NOTE about the diagram:
- To understand the diagram clearly, it is best to HOVER OVER EACH METHOD on the left side and see the chords/flows from the method to the right side. - Height of each box on the left (i.e., source) is the sum of each row in the Matrix, Figure 6.
- Height of each box on the right (i.e., target) is the sum of each column in the Matrix, Figure 6. - Right side looks longer only because of more number of categories, and total height is same between source and target.
- And a caution: the flow/chord thickness is nearly impossible to differentiate the volume when it is low. For example, the artificially assigned 0.0001 episodes from other modern to sterilization (if you remember from above) is as clear/prominent as other flows to sterilization.

3.4. Chord diagram

# Libraries
library(tidyverse)
library(viridis)
#library(patchwork)
library(hrbrthemes)
library(circlize)
#library(chorddiag)  #devtools::install_github("mattflor/chorddiag")
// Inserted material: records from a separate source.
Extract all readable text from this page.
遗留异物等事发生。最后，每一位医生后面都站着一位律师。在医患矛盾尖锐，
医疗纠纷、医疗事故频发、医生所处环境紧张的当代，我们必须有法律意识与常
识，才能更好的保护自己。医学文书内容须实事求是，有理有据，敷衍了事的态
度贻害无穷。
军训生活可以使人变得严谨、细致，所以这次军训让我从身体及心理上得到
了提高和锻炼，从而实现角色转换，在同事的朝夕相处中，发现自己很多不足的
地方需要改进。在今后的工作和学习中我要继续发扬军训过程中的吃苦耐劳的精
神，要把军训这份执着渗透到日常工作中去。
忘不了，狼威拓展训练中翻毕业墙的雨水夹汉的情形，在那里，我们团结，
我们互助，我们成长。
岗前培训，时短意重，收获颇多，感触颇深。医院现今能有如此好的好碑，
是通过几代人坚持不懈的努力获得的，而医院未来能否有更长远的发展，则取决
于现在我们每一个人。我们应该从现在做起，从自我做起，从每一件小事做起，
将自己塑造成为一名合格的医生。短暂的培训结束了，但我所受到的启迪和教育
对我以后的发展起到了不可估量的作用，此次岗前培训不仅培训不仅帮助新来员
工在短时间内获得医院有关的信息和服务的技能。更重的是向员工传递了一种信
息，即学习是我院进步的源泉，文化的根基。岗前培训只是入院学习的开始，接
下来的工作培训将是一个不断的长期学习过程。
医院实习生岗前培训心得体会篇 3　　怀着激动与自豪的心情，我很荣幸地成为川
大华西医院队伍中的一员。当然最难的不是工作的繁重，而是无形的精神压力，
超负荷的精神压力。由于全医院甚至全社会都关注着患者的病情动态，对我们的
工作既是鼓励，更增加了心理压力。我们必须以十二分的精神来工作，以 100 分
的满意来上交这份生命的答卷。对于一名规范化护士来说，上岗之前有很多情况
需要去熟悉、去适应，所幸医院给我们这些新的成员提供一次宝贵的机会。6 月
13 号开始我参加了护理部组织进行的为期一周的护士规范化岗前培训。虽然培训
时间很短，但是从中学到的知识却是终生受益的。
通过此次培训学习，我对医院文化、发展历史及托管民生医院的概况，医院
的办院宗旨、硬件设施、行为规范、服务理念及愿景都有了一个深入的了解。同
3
# Define the "data" for the digram is "matrix" from above
data <- matrix

# Reshape data to long format
data_long <- data %>%
  rownames_to_column %>%
  gather(key = 'key', value = 'value', -rowname)

# parameters
circos.clear()
circos.par(start.degree = 90, gap.degree = 4, 
           track.margin = c(-0.1, 0.1), 
           points.overflow.warning = FALSE)
par(mar = rep(0, 4))

# color palette
#mycolor <- viridis(10, alpha = 1, begin = 0, end = 1, option = "D")
#mycolor <- mycolor[sample(1:10)]
mycolor <-c("#084594","#2171b5","#4292c6","#6baed6","#9ecae1","#c6dbef","#238b45","#41ab5d","#74c476","#b10026", "#fc4e2a","#ffffb2")

# Base plot
chordDiagram(
    x = data_long, 
    grid.col = mycolor,
    transparency = 0.25,
    directional = 1,
    direction.type = c("arrows", "diffHeight"), 
    diffHeight  = -0.04,
    annotationTrack = "grid", 
    annotationTrackHeight = c(0.05, 0.1),
    link.arr.type = "big.arrow", 
    link.sort = TRUE, 
    link.largest.ontop = TRUE)

# Add text and axis
circos.trackPlotRegion(
    track.index = 1, 
    bg.border = NA, 
    panel.fun = function(x, y) {
    
        xlim = get.cell.meta.data("xlim")
        sector.index = get.cell.meta.data("sector.index")
    
        # Add names to the sector. 
        circos.text(
            x = mean(xlim), 
            y = 3.2, 
            labels = sector.index, 
            facing = "bending", 
            cex = 0.8
            )
        # Add graduation on axis
        circos.axis(
            h = "top", 
            major.at = seq(from = 0, to = xlim[2], 
                     by = ifelse(test = xlim[2]>10, yes = 2, no = 1)), 
            minor.ticks = 1, 
            major.tick.percentage = 0.5,
            labels.niceFacing = FALSE
            )
        }
    )

Hmm, the chord diagram seems pretty ineffective in my opinion. Not even motivated to fix the aesthetic problems.